Figure 7: Relative quantities of lncRNAs in various tissues from MT (gray column) and WT (black column): roots, shoots, leaves, flowers at anthesis, and whole fruits at 30 days after flowering.
figure 7

Relative transcript levels are calculated by real-time PCR with β-actin as the standard. Data are means ± SE of four separate measurements.

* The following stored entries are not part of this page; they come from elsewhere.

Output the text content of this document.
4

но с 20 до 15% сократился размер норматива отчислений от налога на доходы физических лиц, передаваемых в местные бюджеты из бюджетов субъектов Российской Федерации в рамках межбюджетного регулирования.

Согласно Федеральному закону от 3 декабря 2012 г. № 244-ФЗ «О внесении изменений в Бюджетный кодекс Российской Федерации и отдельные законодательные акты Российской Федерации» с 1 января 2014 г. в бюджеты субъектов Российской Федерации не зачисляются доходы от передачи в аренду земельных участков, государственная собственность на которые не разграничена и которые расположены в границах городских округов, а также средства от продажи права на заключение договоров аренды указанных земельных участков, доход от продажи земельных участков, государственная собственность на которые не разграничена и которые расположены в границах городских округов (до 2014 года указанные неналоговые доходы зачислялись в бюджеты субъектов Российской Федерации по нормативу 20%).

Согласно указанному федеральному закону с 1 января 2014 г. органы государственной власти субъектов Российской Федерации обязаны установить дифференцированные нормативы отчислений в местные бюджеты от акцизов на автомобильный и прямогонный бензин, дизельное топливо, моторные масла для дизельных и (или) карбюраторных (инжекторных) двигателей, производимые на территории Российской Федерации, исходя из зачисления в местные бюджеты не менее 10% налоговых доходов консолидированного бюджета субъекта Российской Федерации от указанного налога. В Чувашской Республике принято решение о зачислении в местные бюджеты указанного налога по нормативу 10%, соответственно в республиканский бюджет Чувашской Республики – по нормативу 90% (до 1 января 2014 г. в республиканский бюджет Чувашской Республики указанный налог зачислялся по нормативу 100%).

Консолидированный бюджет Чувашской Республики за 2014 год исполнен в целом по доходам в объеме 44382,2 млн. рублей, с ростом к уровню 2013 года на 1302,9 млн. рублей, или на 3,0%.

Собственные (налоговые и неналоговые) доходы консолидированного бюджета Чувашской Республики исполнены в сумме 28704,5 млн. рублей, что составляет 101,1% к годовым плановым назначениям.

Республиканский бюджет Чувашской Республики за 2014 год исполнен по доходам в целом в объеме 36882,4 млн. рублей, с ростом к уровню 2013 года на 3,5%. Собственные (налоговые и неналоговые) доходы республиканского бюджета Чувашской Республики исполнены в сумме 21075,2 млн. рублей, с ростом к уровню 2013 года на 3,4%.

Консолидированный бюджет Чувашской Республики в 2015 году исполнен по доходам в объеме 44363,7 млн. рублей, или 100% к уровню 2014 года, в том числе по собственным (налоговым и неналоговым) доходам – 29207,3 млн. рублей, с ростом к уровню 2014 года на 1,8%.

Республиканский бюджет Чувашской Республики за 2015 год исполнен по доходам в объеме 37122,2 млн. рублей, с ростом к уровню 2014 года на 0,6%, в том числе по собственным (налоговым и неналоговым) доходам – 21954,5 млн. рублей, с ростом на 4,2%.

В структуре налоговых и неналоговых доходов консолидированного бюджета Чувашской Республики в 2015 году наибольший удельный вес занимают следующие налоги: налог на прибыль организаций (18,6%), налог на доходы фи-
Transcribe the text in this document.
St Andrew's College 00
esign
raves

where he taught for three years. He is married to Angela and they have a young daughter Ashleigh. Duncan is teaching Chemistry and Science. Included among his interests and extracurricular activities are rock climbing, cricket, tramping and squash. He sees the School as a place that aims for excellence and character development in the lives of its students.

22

Functional analysis of Pt-miR156 and its target

The miR156 family plays an important role in regulating the vegetative phase change of Arabidopsis. TCONS_00030665 may be regulated by Pt-miR156a based on RA-PCR analysis. These results indicated that TCONS_00030665 might be also important for the flowering of trifoliate orange. In addition, the miR156 family is highly conserved between citrus and Arabidopsis31. Genetic transformation of citrus is very difficult because of a variety of technical limitations associated with citrus. Thus, to characterize the functions of miR156 and its targets, three expression constructs containing the Pt-miR156a1/2 precursors and one lncRNA (TCONS_00030665) under the control of the 35S promoter were genetically transformed into Arabidopsis (Fig. 8). Twenty-three and 21 independent Kanamycin-resistant plants were obtained in the T1 generation for Pt-miR156a1 and Pt-miR156a2, respectively. PCR analysis showed that the precursor of Pt-miR156a1/a2 was ectopically expressed in transgenic lines but not in the control plants. Three independent transgenic lines from the T3 generation were randomly selected for phenotypic observation for each miRNA. Compared with the control plants, three transgenic lines from the 35S::Pt-miR156a1 transgenic lines showed slightly late flowering (Student’s t test, P > 0.05) in terms of both days to flowering and number of leaves (Fig. 8A and F). No differences in the appearance of flowers and inflorescences were observed among 35S::Pt-miR156a1 and the control. However, three transgenic lines from Pt-miR156a2 flowered significantly later than the control. The average time to flowering in the transgenic plants ranged from 43.5 to 48.3 days, whereas that in the control plants was 29.3 days. The average number of leaves at the time of flowering ranged from 80.2 to 205.1 in the transgenic plants and was 12.6 in the control plants. Interestingly, when the control plants began to senesce, the 35S::Pt-miR156a2 transgenic plants maintained vegetative growth and even failed to bolt (Fig. S1). In addition, the transgenic plants of Pt-miR156a2 showed multiple morphological changes, such as severe dwarfism, smaller leaves, and flowers under long days. It is noteworthy that the 35S::Pt-miR156a2 plants produced shorter and fewer siliques than control plants. The transgenic siliques were, on average, 50–60% as long as those of the control plants.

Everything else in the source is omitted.